Frankly at this point I am not at all enamored with the recent output of those anointed by custom as “journalists” by the mainstream media outlets, seeing that that group would include Peter Arnett (of the poison gas/Special Forces fiasco), Dan Rather (of the “fake-but-accurate-memos), Eason Jordan (who soft-pedaled atrocities by Saddam Hussein in order to keep the CNN bureau in Baghdad, and has accused the US Forces of deliberately targeting journalists) and the egregious Sy Hersh, who is still going around with heart-rending tales of US forces casually committing atrocities. Main stream media is after all the ones who bought off on John Kerry being a true Vietnam War hero when all the veterans that I know (and a lot of the active-duty folks as well) despised him with a passion that made them practically incoherent with rage. Main stream media is propping up the bar at the Hotel Palestine, interviewing the maitre d and their interpreter, singing the song that Iraq is a quagmire… and get blindsided by the election turnout. Main stream media is putting video of staged car-bombings on the front page, or the nightly news, and never getting around to the dull stuff like fixing sewers and rebuilding schools, and setting up local city councils. “If it bleeds, it leads”, but it is damn lazy journalism, and in Iraq it’s a disservice amounting to malpractice. Lets just say there is a bit of a credibility problem, at present, and a bias that makes the DOD version of news (not to mention what is available on the various milblogs) look pretty good in comparison.

By the way, the DOD has had in-house journalists, via AFRTS, base newspapers, and video feature programs like Air Force Now, and combat videographers for decades. They generally have a pretty good idea about what is news, and how to put together zippy, attractive and informative features, sticking to the good old who, where, when, why and how. Dismissing all that as merely the “work of Uncle Sam, not journalists” is a little bit insulting to all of us who did news features, stories, newscasts and all— especially if it gave some of us the experience to move on to civilian media afterwards.

If stations want to use whatever materiel is spoon-fed to them to fill up the news block, at least they ought to give credit, where credit is due, and not give the impression that their own news crew was Johnny on the Spot. That is where the deceit lies, not in the DOD making what they have been doing for years available to anyone who wants it. And looking on the bright side— at least the military media will get things like service and ranks correct, which cannot always be counted on.

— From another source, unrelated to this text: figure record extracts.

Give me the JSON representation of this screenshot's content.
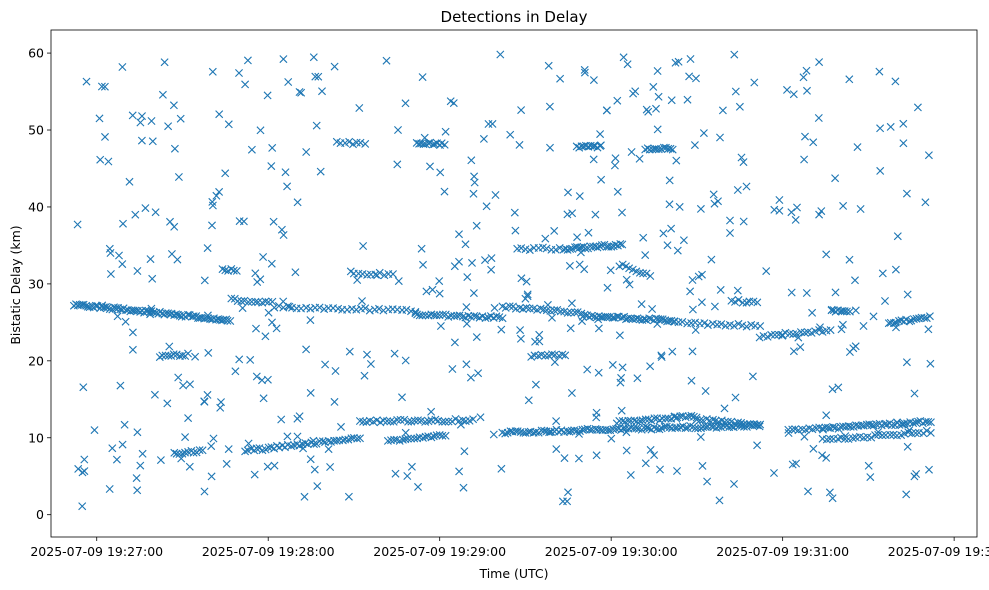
{
  "chart_data": {
    "type": "scatter",
    "title": "Detections in Delay",
    "xlabel": "Time (UTC)",
    "ylabel": "Bistatic Delay (km)",
    "marker": "x",
    "color": "#1f77b4",
    "x_unit": "seconds since 2025-07-09 19:26:52",
    "xlim": [
      -8,
      316
    ],
    "ylim": [
      -2.9,
      63
    ],
    "xticks": [
      {
        "value": 8,
        "label": "2025-07-09 19:27:00"
      },
      {
        "value": 68,
        "label": "2025-07-09 19:28:00"
      },
      {
        "value": 128,
        "label": "2025-07-09 19:29:00"
      },
      {
        "value": 188,
        "label": "2025-07-09 19:30:00"
      },
      {
        "value": 248,
        "label": "2025-07-09 19:31:00"
      },
      {
        "value": 308,
        "label": "2025-07-09 19:32:00"
      }
    ],
    "yticks": [
      {
        "value": 0,
        "label": "0"
      },
      {
        "value": 10,
        "label": "10"
      },
      {
        "value": 20,
        "label": "20"
      },
      {
        "value": 30,
        "label": "30"
      },
      {
        "value": 40,
        "label": "40"
      },
      {
        "value": 50,
        "label": "50"
      },
      {
        "value": 60,
        "label": "60"
      }
    ],
    "time_span": [
      0,
      300
    ],
    "tracks": [
      {
        "x": [
          0,
          55
        ],
        "y": [
          27.3,
          25.3
        ],
        "step": 0.7
      },
      {
        "x": [
          55,
          70
        ],
        "y": [
          28.0,
          27.5
        ],
        "step": 1.2
      },
      {
        "x": [
          70,
          120
        ],
        "y": [
          27.0,
          26.5
        ],
        "step": 1.6
      },
      {
        "x": [
          120,
          150
        ],
        "y": [
          26.0,
          25.6
        ],
        "step": 1.0
      },
      {
        "x": [
          150,
          178
        ],
        "y": [
          27.0,
          26.2
        ],
        "step": 1.2
      },
      {
        "x": [
          178,
          210
        ],
        "y": [
          25.9,
          25.2
        ],
        "step": 0.8
      },
      {
        "x": [
          210,
          240
        ],
        "y": [
          25.0,
          24.5
        ],
        "step": 1.5
      },
      {
        "x": [
          240,
          265
        ],
        "y": [
          23.2,
          24.0
        ],
        "step": 1.3
      },
      {
        "x": [
          265,
          272
        ],
        "y": [
          26.5,
          26.5
        ],
        "step": 0.8
      },
      {
        "x": [
          285,
          300
        ],
        "y": [
          24.8,
          25.8
        ],
        "step": 0.9
      },
      {
        "x": [
          35,
          45
        ],
        "y": [
          8.0,
          8.3
        ],
        "step": 1.0
      },
      {
        "x": [
          60,
          100
        ],
        "y": [
          8.3,
          10.0
        ],
        "step": 1.0
      },
      {
        "x": [
          100,
          140
        ],
        "y": [
          12.1,
          12.3
        ],
        "step": 1.2
      },
      {
        "x": [
          110,
          130
        ],
        "y": [
          9.6,
          10.3
        ],
        "step": 1.0
      },
      {
        "x": [
          150,
          240
        ],
        "y": [
          10.7,
          11.6
        ],
        "step": 0.9
      },
      {
        "x": [
          190,
          218
        ],
        "y": [
          12.0,
          12.8
        ],
        "step": 1.0
      },
      {
        "x": [
          218,
          240
        ],
        "y": [
          12.4,
          11.6
        ],
        "step": 1.1
      },
      {
        "x": [
          250,
          262
        ],
        "y": [
          11.0,
          11.2
        ],
        "step": 1.2
      },
      {
        "x": [
          262,
          300
        ],
        "y": [
          11.2,
          12.1
        ],
        "step": 0.9
      },
      {
        "x": [
          262,
          300
        ],
        "y": [
          9.7,
          10.8
        ],
        "step": 1.3
      },
      {
        "x": [
          172,
          192
        ],
        "y": [
          34.5,
          35.1
        ],
        "step": 0.8
      },
      {
        "x": [
          192,
          202
        ],
        "y": [
          32.5,
          31.0
        ],
        "step": 1.2
      },
      {
        "x": [
          155,
          172
        ],
        "y": [
          34.5,
          34.6
        ],
        "step": 1.5
      },
      {
        "x": [
          52,
          57
        ],
        "y": [
          31.8,
          31.8
        ],
        "step": 1.0
      },
      {
        "x": [
          98,
          112
        ],
        "y": [
          31.3,
          31.3
        ],
        "step": 1.5
      },
      {
        "x": [
          120,
          130
        ],
        "y": [
          48.2,
          48.2
        ],
        "step": 0.8
      },
      {
        "x": [
          176,
          184
        ],
        "y": [
          47.8,
          47.8
        ],
        "step": 0.8
      },
      {
        "x": [
          200,
          210
        ],
        "y": [
          47.6,
          47.6
        ],
        "step": 0.8
      },
      {
        "x": [
          30,
          40
        ],
        "y": [
          20.6,
          20.8
        ],
        "step": 1.0
      },
      {
        "x": [
          160,
          172
        ],
        "y": [
          20.6,
          20.8
        ],
        "step": 1.2
      },
      {
        "x": [
          92,
          103
        ],
        "y": [
          48.3,
          48.3
        ],
        "step": 1.4
      },
      {
        "x": [
          230,
          240
        ],
        "y": [
          27.8,
          27.6
        ],
        "step": 1.3
      }
    ],
    "noise_count": 520,
    "noise_seed": 271828
  }
}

I worked for 20 years in AFRTS and in Combat Camera, and have spent the last three years contributing to a military oriented weblog, The Daily Brief (www.sgtstryker.com), which according to our chief engineers, racks up 32,000 to 35,000 unique viewers monthly. We feature essays, commentary and links on popular culture, the military, politics and the war. Does that make us journalists? I’ll get back to you on that.